Westrom called for repealing and replacing Obamacare. Although Peterson initially voted against the law in 2010, Westrom said Peterson "flipped" in subsequently voting against its repeal.
"He's voted to keep it the law of the land since," Westrom said. "That's the difference between him and me."
Westrom said he had been following the crisis of unaccompanied Central American child migrants coming to the U.S., which took a Minnesota twist recently when U.S. Rep. Keith Ellison, D-Minn., proposed housing some of the children in the state. When asked if the state should house the children, Westrom explained what he thought the larger issue at hand is.
"I think probably the bigger policy is, we need to send these children back to their parents," he said. "I think we need to take efforts to enforce the borders, stop the huge surge and reunite those children with their parents and families."

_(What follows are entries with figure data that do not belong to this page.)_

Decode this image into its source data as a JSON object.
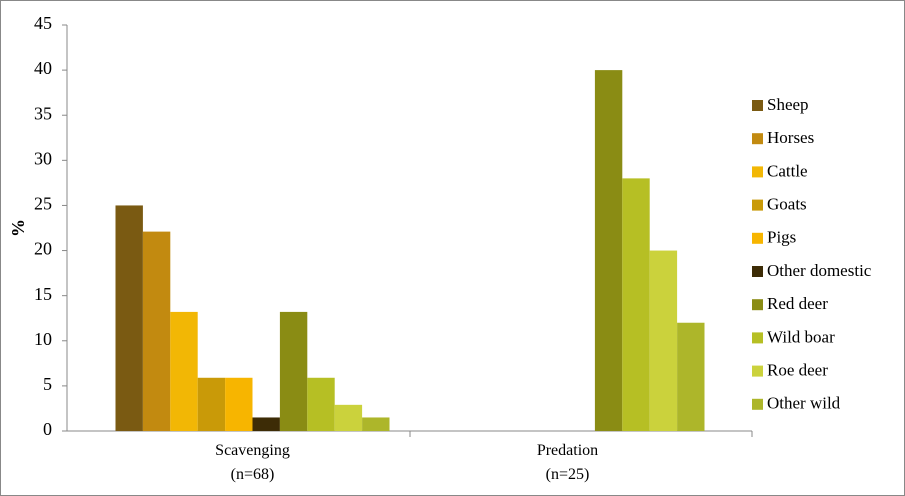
{
  "chart_data": {
    "type": "bar",
    "y_label": "%",
    "categories": [
      "Scavenging\n(n=68)",
      "Predation\n(n=25)"
    ],
    "series": [
      {
        "name": "Sheep",
        "color": "#7a5a12",
        "values": [
          25,
          0
        ]
      },
      {
        "name": "Horses",
        "color": "#c28a10",
        "values": [
          22.1,
          0
        ]
      },
      {
        "name": "Cattle",
        "color": "#f2b705",
        "values": [
          13.2,
          0
        ]
      },
      {
        "name": "Goats",
        "color": "#c99a08",
        "values": [
          5.9,
          0
        ]
      },
      {
        "name": "Pigs",
        "color": "#f7b500",
        "values": [
          5.9,
          0
        ]
      },
      {
        "name": "Other domestic",
        "color": "#3d2c06",
        "values": [
          1.5,
          0
        ]
      },
      {
        "name": "Red deer",
        "color": "#8a8c14",
        "values": [
          13.2,
          40
        ]
      },
      {
        "name": "Wild boar",
        "color": "#b6bf24",
        "values": [
          5.9,
          28
        ]
      },
      {
        "name": "Roe deer",
        "color": "#cbd23c",
        "values": [
          2.9,
          20
        ]
      },
      {
        "name": "Other wild",
        "color": "#adb62a",
        "values": [
          1.5,
          12
        ]
      }
    ],
    "ylim": [
      0,
      45
    ],
    "yticks": [
      0,
      5,
      10,
      15,
      20,
      25,
      30,
      35,
      40,
      45
    ],
    "grid": false,
    "legend": "right"
  }
}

Democrats are to blame for the delay in constructing the Keystone XL oil pipeline, adversely affecting Minnesota, Westrom claimed. If the pipeline is constructed, it would help alleviate supply shortages caused by oil traffic on railroads, he said.
"That is burdening our state because of the rail car shortage," he said. "Farmers can't get their grain hauled to market nearly as cost-effective as they used too. They can't even get railroad cars to haul propane in."
Westrom is a proponent of gun rights, and said the Second Amendment granting the right to bear arms is just as important as the First Amendment, which grants the right to free speech (among others).
However, when asked if there were any federal gun regulations he took issue with, he said he isn't pushing for any major changes.
"Right now I'm not advocating for... significant modifications to what we've got," he said. "We've got lots of laws on the books. (We) certainly should enforce the ones we have before we start pushing for more, and I would not be a supporter of more gun control that's being pushed by the Democratic Party."
Westrom said he "cut his teeth" on politics as a young adult pursuing a bachelor's degree in political science at BSU. He helped reinvigorate the College Republicans following a decline in activity with the group, he said. Westrom later obtained his J.D. from William Mitchell College of Law.
He lost his eyesight in a farm-related auto accident as a teenager.